Maka cara masyarakat setempat memaknai pohon kurma tersebut hanyalah sebatas merawat, membersihkan, menyiraminya. Perilaku religios tersebut manjadi tanggung jawab masyarakat atas nikmat yang diberi kelimpahan dari berbagai hasil makanan.

Pemaknaan religiositas pohon begitu sederhana nan penuh makna dalam beragama dapat diukur dengan perilaku manusia. Lain halnya perilaku masyarakat Indonesia dalam memaknai sebuah pohon. Sejak dahulu, masyarakat Nusantara masih memiliki kepercayaan dengan aliran animisme dan dinamisme.

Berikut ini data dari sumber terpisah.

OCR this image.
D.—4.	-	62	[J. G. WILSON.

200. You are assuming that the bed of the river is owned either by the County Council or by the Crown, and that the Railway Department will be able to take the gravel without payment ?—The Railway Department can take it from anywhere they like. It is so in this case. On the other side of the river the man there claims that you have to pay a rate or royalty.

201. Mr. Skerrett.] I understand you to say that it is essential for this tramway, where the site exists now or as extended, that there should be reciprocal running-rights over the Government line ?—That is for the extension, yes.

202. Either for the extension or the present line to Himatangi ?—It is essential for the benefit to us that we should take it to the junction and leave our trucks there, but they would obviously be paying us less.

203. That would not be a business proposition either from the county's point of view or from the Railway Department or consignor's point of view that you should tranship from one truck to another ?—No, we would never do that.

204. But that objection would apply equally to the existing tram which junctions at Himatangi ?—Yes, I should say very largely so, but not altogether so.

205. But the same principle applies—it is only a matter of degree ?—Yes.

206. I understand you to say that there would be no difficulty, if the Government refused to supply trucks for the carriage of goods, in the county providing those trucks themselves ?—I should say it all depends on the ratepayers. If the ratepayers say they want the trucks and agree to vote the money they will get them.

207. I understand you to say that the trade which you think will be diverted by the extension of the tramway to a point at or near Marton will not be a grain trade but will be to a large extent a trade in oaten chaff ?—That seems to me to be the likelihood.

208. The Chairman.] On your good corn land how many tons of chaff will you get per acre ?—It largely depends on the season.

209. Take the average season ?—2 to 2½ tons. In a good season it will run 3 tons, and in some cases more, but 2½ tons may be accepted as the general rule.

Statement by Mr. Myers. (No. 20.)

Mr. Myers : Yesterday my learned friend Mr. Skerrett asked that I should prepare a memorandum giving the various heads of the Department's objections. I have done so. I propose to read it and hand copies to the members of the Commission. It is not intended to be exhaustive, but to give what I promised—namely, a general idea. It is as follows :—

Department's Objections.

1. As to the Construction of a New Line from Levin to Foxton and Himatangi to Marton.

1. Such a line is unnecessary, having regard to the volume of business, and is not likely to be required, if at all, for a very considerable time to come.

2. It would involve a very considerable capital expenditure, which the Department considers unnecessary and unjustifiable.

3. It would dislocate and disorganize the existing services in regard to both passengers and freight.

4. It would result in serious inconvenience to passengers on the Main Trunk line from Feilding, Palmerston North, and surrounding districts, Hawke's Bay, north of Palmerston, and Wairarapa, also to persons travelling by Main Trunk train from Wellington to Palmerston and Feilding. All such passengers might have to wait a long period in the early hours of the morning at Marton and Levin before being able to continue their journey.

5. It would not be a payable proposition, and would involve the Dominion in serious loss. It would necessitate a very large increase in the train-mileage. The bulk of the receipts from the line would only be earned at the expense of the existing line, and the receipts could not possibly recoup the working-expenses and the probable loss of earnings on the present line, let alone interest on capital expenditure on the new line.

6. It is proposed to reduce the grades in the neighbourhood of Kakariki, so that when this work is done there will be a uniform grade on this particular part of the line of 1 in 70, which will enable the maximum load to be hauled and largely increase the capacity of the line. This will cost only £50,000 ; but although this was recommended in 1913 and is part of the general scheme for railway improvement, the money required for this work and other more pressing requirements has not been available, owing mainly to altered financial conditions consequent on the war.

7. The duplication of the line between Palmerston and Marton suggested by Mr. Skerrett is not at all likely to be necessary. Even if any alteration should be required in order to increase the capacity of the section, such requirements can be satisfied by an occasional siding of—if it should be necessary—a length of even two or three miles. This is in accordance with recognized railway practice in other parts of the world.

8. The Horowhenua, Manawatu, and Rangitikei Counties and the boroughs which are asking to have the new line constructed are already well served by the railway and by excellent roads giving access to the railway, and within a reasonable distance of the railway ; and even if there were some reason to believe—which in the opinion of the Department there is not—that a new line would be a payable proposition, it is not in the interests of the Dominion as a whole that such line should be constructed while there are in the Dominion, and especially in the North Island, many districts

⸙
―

Kesadaran dalam berperilaku menghormati sesama makhluk hidup inilah yang sering kali terabaikan oleh umat manusia. Padahal pohon telah bekerja keras untuk mencukupi kebutuhan manusia

Aliran-aliran yang masih mempercayai adanya roh-roh di berbagai bebatuan, pohon, prasasti sejarah masih melekat terhadap tradisi orang-orang di Jawa. Perilaku orang abangan atau kaum priyayi di keraton masih banyak menjunjung sikap mistisisme terhadap pohon. Kebudayaan dari para leluhur tersebut berdampak pula terhadap pola pikir masyarakat kepada pohon-pohon besar yang dianggap keramat.

Maka memaknai religiositas pohon terdapat banyak kekeliruan yang terjadi dalam paradigma masyarakat Indonesia. Tradisi-tradisi pemberian sesaji masih kerap kali kita temui di berbagai pohon besar di kuburan, hutan dan di tengah masyarakat. Hal itu tampaknya telah menjadi rutinitas pemahaman masyarakat di berbagai penjuru wilayah Nusantara.

Kita dapat melihat tradisi agama Jawa dalam meritualisasikan pohan tersebut di Gunung Berapi Yogyakarta. Elizabeth D. Inandiak pernah menulis buku berjudul Babad Ngalor-Ngidul (2016) yang menyoroti kejadian sebelum gempa jogja pada 27 Mei 2006. Berawal kisah khayalan (dongeng) yang ditulis pada 1991 tentang pohon Beringin Putih dan Batu Gajah terasa nyata tatkala juru kunci Dusun Kinahrejo mengadakan berbagai ritual di dalam hutan.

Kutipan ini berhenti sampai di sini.